The revolver remains in VERY GOOD+ to NEAR FINE condition. The barrel retains about 50% of its period browned finish with the lower angled flats and the bottom flat protected by the loading lever retaining the most finish. The balance of the barrel retains much of the thinning and fading brown, with some areas of loss blending with the brown to an attractive plum patina. The markings on the barrel remain clear, crisp, and fully legible. The frame retains some moderate hints of case colors, particularly in the protected areas and around the recoil shield and has a mostly mottled bluish gray and brown patina. The cylinder retains some strong traces of blue and appears to have been plain and produced without the roll engraved scene found on Colt-made revolvers and most of the Belgian-made copies. The hammer and loading lever both retain some minute traces of case colored mottling with some moderate oxidation and some surface roughness found on both parts. The backstrap retains some nice blue, while the triggerguard and plate have a mostly silvered out pewter gray patina with some scattered surface oxidation and discoloration. The metal of the revolver is mostly smooth throughout with only some scattered areas of minor surface roughens and some lightly scattered pinpricking, which is most notable on the loading lever, the hammer and on the cylinder. There are some lightly scattered impact marks on the revolver, primarily at the top of the backstrap. The revolver is mechanically functional and remains fairly tight, but there are some very minor timing and indexing issues, with one chamber tending to over-rotate slightly. Otherwise, the gun times, indexes and locks up as it should. Interestingly the revolver retains three loaded chambers from the period of use, but there are no percussion caps on the cones (nipples). All of the percussion cones are original and are in very good, fairly crisp, and completely usable condition. The bore of the revolver is rifled with six grooves that are slightly wider than the lands and remains in about GOOD+ to NEAR VERY GOOD condition. The bore is moderately oxidized and shows scattered light pitting along its length with some matches of more moderate pitting here and there. The oil finished one-piece grip is in VERY GOOD+ to NEAR FINE and remains solid and complete. The grip shows some scattered bumps, dings and mars from handling and use but shows no abuse. The grip fits extremely well and is quite attractive.

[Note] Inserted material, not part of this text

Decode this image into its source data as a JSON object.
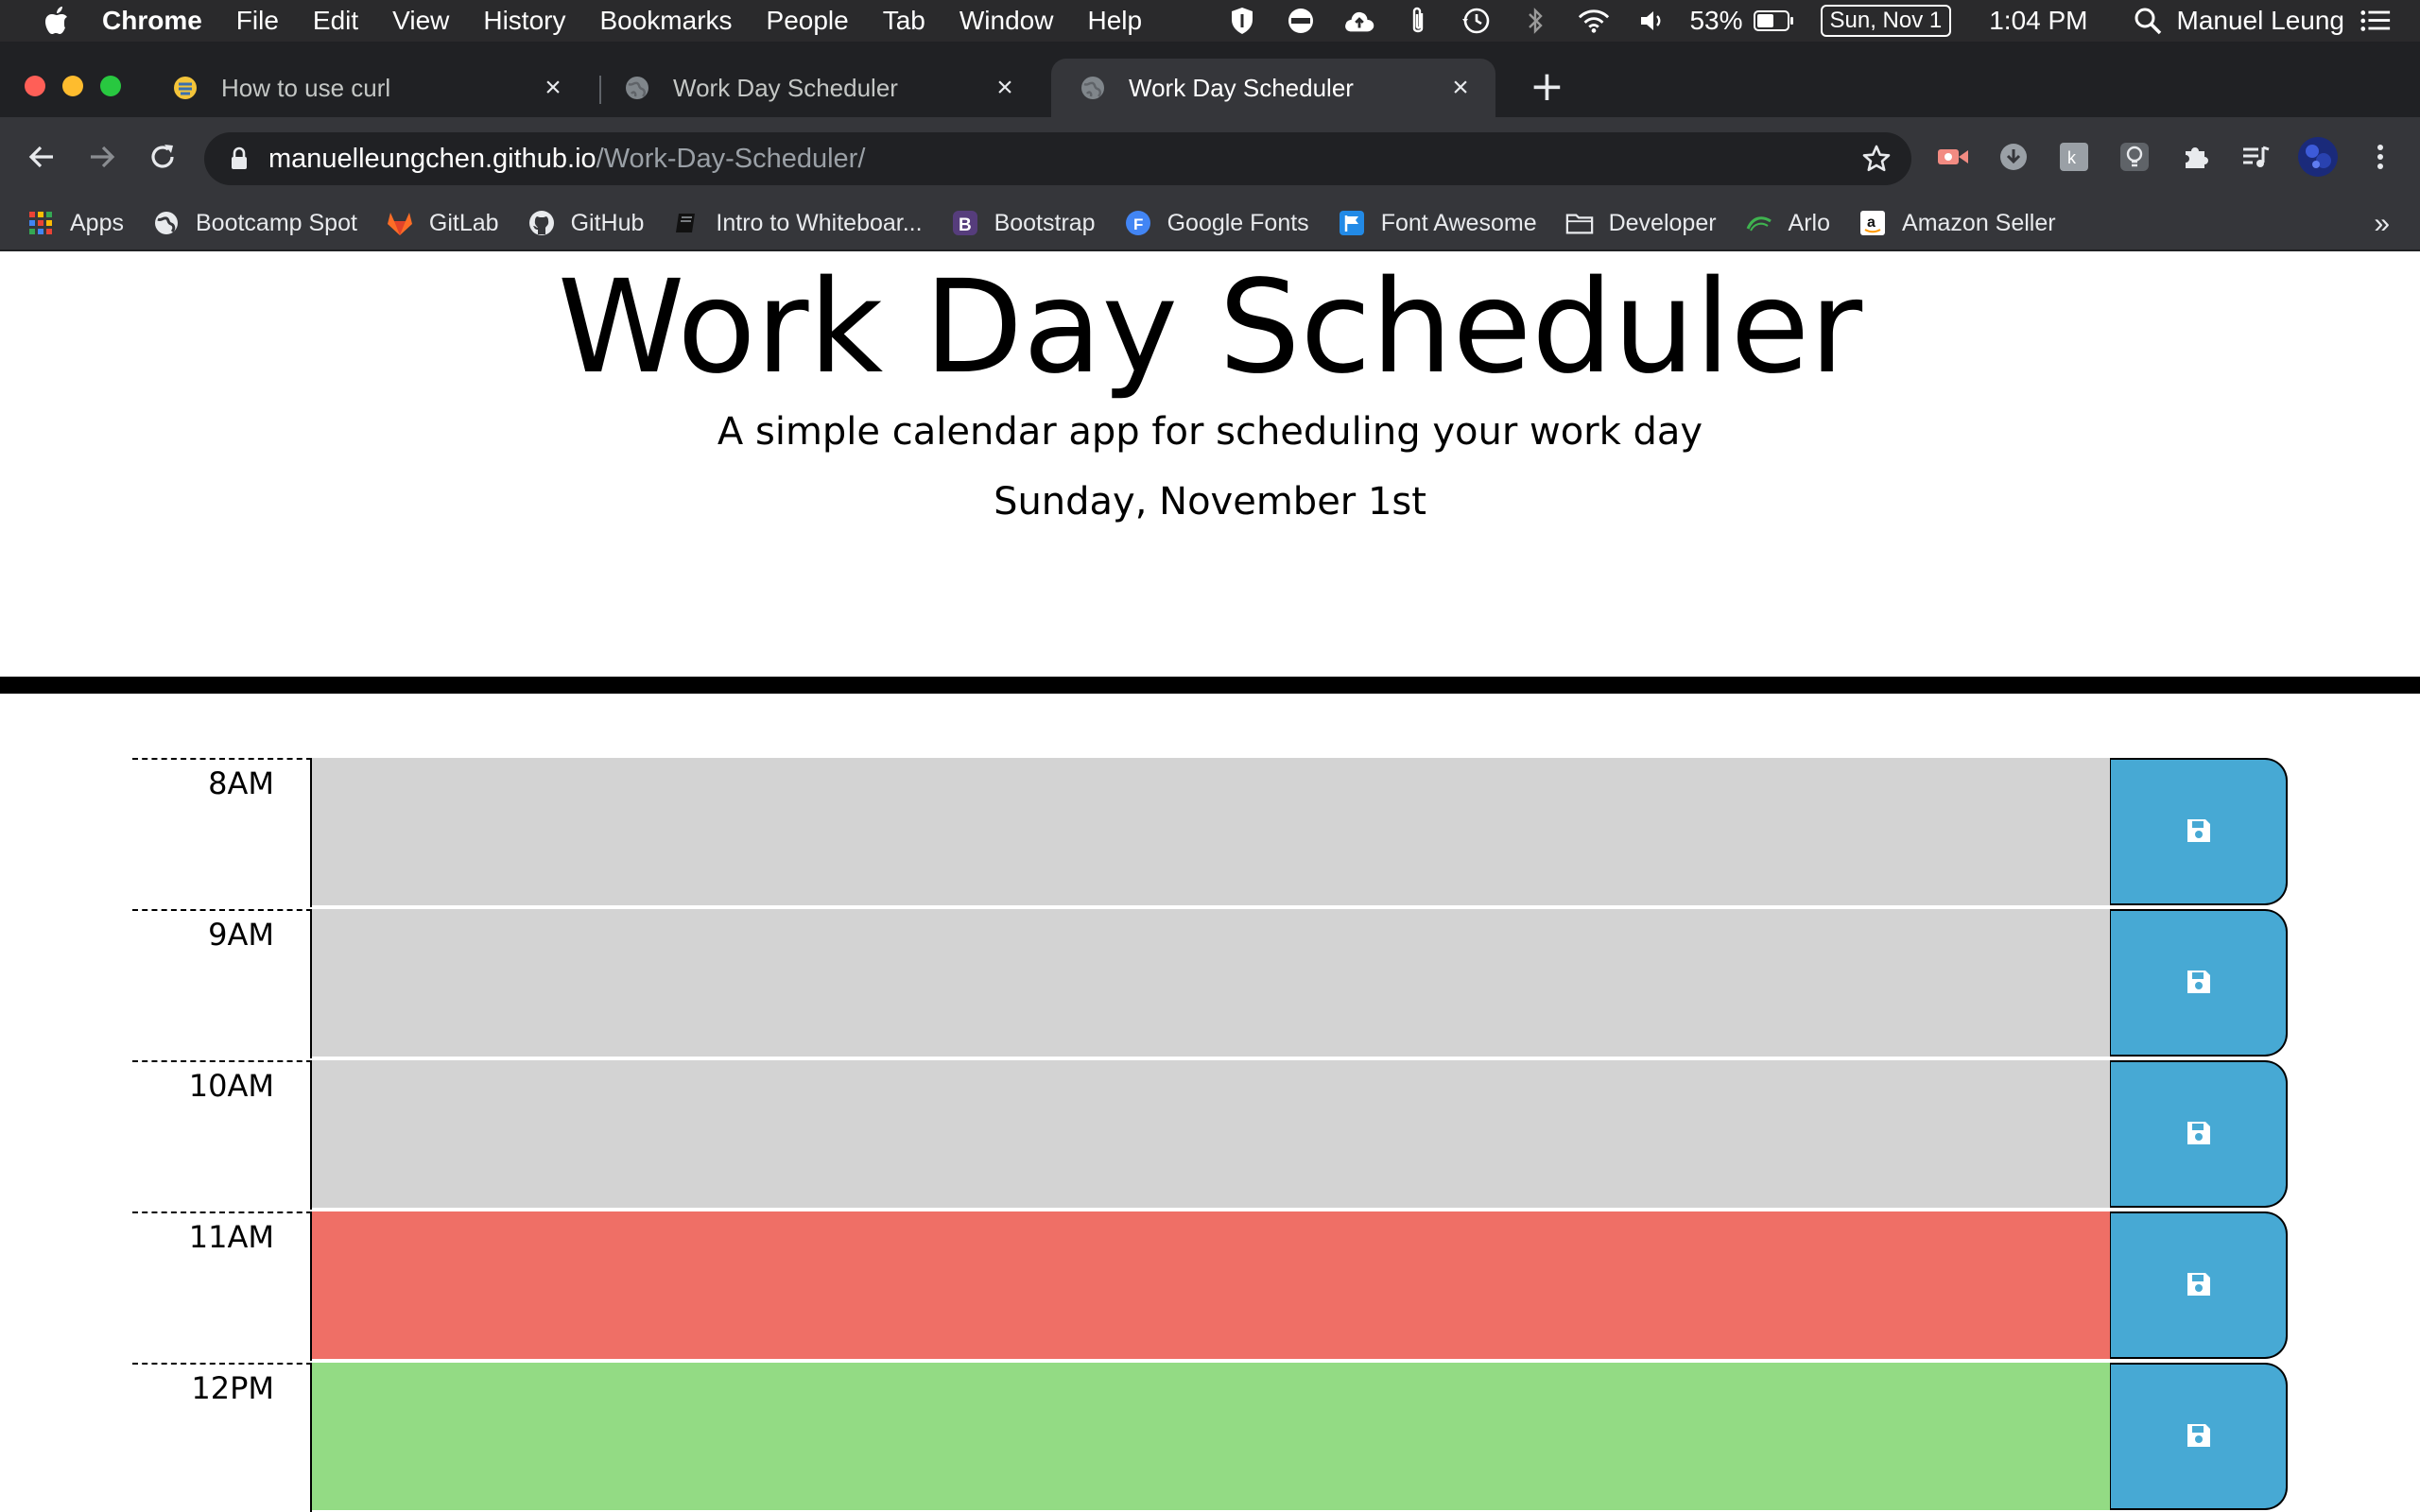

Overall, this is a really nice, crisp example of an extremely rare Swiss-made Colt Brevete Model 1849 Pocket Revolver by Valentin Sauerbrey of Basel. The gun is 100% complete and correct, retains some nice original finish and shows some real-world use by no abuse. If the writings of Paxton & Marcot are correct and there are only three extant Sauerbrey-made Colt Navy revolvers and no Colt Pocket revolvers by him were known at the time of writing, this is an extremely rare gun. For any collector of Colts, Colt Brevete, or mid-19th century European handguns, this is one of those must-have revolvers that is truly missing from essentially every collection, as to the best of our collective knowledge, this is the one known example!